November 29, 2012
The Institute for Illinois’ Fiscal Sustainability released a new report today that provides an overview of the condition and funding of Illinois infrastructure. As discussed in a previous post, one of the report’s functions is to compile needs assessments from a number of public agencies to provide an aggregate evaluation of the state of Illinois’ infrastructure, from drinking water to roads to rails. In addition, the report highlights gaps in available data, examines how capital is financed in Illinois and looks at risk factors.
The largest information gap identified by the report is the lack of a capital improvement plan (CIP) for the State of Illinois. In addition to the problems that have been identified in several previous posts related to the State’s ongoing lack of a centralized plan for its infrastructure, without a CIP there is additionally no centralized database or report providing comprehensive information about infrastructure condition or needs. Thus, the report pieces together information of varying quantity and detail from various agencies and governments.

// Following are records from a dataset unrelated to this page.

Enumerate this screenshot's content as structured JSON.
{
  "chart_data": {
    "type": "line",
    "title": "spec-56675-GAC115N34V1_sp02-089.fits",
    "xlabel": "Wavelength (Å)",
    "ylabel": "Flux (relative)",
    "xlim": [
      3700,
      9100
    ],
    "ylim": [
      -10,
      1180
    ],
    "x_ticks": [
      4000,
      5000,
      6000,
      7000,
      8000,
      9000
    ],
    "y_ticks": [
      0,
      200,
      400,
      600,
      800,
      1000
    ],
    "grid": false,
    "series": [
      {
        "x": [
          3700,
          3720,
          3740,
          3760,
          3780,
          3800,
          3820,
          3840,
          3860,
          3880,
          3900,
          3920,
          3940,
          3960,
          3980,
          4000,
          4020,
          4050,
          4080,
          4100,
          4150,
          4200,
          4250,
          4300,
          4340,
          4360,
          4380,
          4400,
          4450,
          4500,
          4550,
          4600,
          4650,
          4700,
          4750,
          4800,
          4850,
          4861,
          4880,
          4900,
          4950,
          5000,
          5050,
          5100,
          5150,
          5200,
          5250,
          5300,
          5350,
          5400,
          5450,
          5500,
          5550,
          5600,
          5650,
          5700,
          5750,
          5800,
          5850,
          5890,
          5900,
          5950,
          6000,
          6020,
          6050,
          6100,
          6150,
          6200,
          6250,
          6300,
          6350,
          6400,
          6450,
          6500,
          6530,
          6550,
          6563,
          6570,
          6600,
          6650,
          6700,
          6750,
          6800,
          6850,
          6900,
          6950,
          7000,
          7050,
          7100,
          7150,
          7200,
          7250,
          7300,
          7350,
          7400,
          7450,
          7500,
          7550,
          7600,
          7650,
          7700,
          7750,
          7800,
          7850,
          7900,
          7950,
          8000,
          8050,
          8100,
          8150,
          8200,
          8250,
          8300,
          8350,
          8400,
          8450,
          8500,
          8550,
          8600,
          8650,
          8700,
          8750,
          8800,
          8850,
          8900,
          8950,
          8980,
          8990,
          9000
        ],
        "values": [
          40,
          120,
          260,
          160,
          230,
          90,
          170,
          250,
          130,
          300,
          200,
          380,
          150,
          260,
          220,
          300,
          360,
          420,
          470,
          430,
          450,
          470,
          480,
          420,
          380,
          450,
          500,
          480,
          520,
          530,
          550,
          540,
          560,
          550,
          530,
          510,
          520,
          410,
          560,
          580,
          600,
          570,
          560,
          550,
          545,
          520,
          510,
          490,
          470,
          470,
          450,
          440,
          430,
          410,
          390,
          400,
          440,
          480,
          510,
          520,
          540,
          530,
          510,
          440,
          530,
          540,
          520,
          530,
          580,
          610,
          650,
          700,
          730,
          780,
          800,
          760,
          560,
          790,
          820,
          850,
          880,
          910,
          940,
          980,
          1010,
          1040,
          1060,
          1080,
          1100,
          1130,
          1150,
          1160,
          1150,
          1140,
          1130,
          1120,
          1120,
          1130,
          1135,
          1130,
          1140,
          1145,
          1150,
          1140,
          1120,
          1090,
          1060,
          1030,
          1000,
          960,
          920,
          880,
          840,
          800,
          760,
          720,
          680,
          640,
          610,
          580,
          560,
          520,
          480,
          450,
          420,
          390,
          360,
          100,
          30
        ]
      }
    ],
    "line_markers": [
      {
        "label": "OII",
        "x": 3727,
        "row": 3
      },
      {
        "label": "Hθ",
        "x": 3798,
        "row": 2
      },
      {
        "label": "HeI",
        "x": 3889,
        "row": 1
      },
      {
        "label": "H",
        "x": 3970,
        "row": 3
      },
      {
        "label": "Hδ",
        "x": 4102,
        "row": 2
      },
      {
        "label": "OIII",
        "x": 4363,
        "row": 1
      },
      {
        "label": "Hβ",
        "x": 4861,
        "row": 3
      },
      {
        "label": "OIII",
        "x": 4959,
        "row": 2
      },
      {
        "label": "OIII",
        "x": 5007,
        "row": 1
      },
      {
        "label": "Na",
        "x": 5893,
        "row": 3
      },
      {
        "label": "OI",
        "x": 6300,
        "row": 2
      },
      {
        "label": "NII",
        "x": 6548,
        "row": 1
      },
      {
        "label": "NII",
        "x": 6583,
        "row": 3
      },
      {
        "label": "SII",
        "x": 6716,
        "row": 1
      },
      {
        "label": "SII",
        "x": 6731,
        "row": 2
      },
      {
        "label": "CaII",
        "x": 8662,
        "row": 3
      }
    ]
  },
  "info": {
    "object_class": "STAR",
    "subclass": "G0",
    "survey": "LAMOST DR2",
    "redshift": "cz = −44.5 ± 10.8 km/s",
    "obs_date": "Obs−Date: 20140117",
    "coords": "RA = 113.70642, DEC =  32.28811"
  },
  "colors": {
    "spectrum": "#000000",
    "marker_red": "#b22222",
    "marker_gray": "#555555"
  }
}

The capital financing section of the report summarizes the various means by which the State, the Regional Transportation Authority (RTA) and other authorities raise funding for capital needs. Those sources include federal funds, bonds, gambling and various taxes on everything from personal hygiene products to car rentals. The report also reviews the future of capital funding given current and projected trends.
The risk factors identified in the report include a significant backlog of capital needs for public transit in Northeast Illinois. The condition of the RTA’s assets is poor as evaluated in the organization’s condition assessment report, with many stations and trains beyond their usable lives. Additionally, the Chicago Transit Authority, Metra and Pace, the three organizations overseen by RTA, reported a combined $13.3 billion in capital needs related to “backlog” costs to replace assets with an age greater than their useful life.
The Civic Federation produced the overview of Illinois infrastructure as part of the State Budget Crisis Task Force report on Illinois.